Bisnis.com, JAKARTA – Otoritas Jasa Keuangan (OJK) sedang menyusun Rancangan Surat Edaran OJK tentang Penyelenggaraa Produk Asuransi Kesehatan. Salah satu poinnya mengatur bahwa produk asuransi kesehatan harus memuat fitur koordinasi manfaat atau Coordination on Benefit (CoB).
Direktur Eksekutif Asosiasi Asuransi Umum Indonesia (AAUI) Cipto Hartono mengatakan dalam waktu dekat OJK akan menetapkan rancangan tersebut menjadi SE. Kata dia, besar kemungkinan ketentuan produk asuransi kesehatan harus memuat fitur CoB tidak berubah.
"Dalam RSEOJK yang akan segera diterbitkan tampaknya akan ada ketentuan yang mengatur bahwa produk asuransi kesehatan wajib memiliki fitur koordinasi manfaat dengan BPJS Kesehatan," kata Cipto kepada Bisnis, Rabu (19/3/2025).
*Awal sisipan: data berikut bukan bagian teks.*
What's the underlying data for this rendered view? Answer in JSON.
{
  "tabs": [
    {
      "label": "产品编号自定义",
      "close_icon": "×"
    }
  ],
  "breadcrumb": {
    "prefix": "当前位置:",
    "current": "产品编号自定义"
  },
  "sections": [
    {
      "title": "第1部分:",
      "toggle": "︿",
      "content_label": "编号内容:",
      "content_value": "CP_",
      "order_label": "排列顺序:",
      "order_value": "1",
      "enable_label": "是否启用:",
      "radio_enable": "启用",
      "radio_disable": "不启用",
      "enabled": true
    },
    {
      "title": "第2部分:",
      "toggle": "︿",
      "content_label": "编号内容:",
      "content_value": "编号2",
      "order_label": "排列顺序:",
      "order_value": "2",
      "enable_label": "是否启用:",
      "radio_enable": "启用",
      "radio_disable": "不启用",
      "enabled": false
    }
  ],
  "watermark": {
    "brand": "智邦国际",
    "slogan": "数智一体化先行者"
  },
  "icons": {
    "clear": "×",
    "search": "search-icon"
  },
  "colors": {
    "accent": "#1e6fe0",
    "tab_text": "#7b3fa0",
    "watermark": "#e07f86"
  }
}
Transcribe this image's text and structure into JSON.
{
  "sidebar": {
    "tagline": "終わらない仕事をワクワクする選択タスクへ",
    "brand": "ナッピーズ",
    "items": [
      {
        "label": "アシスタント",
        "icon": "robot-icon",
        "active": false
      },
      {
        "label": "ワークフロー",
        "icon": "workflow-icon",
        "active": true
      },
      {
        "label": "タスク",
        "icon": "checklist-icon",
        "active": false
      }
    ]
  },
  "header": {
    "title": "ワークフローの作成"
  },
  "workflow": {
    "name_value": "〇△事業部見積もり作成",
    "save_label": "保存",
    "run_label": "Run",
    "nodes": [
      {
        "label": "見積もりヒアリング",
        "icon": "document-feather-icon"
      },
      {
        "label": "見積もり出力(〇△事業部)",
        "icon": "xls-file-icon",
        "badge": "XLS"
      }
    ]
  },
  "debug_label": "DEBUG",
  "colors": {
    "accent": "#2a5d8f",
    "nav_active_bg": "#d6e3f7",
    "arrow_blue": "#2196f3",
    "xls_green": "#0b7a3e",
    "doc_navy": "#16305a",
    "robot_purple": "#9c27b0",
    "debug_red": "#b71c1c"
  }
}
Dalam ketentuan pembagian beban biaya klaim skema CoB tersebut, pihak perusahaan asuransi swasta mendapatkan porsi yang lebih besar daripada yang ditanggung BPJS Kesehatan. Dalam hal ini, Cipto menjelaskan apakah konsekuensi dari kewajiban itu akan membuat premi asuransi kesehatan menjadi lebih mahal.
"Terkait dampaknya terhadap premi, pada dasarnya bisnis akan tetap berjalan sebagaimana mestinya (business as usual). Premi asuransi kesehatan tidak hanya ditentukan oleh skema CoB, tetapi juga dipengaruhi oleh berbagai faktor lain," terangnya.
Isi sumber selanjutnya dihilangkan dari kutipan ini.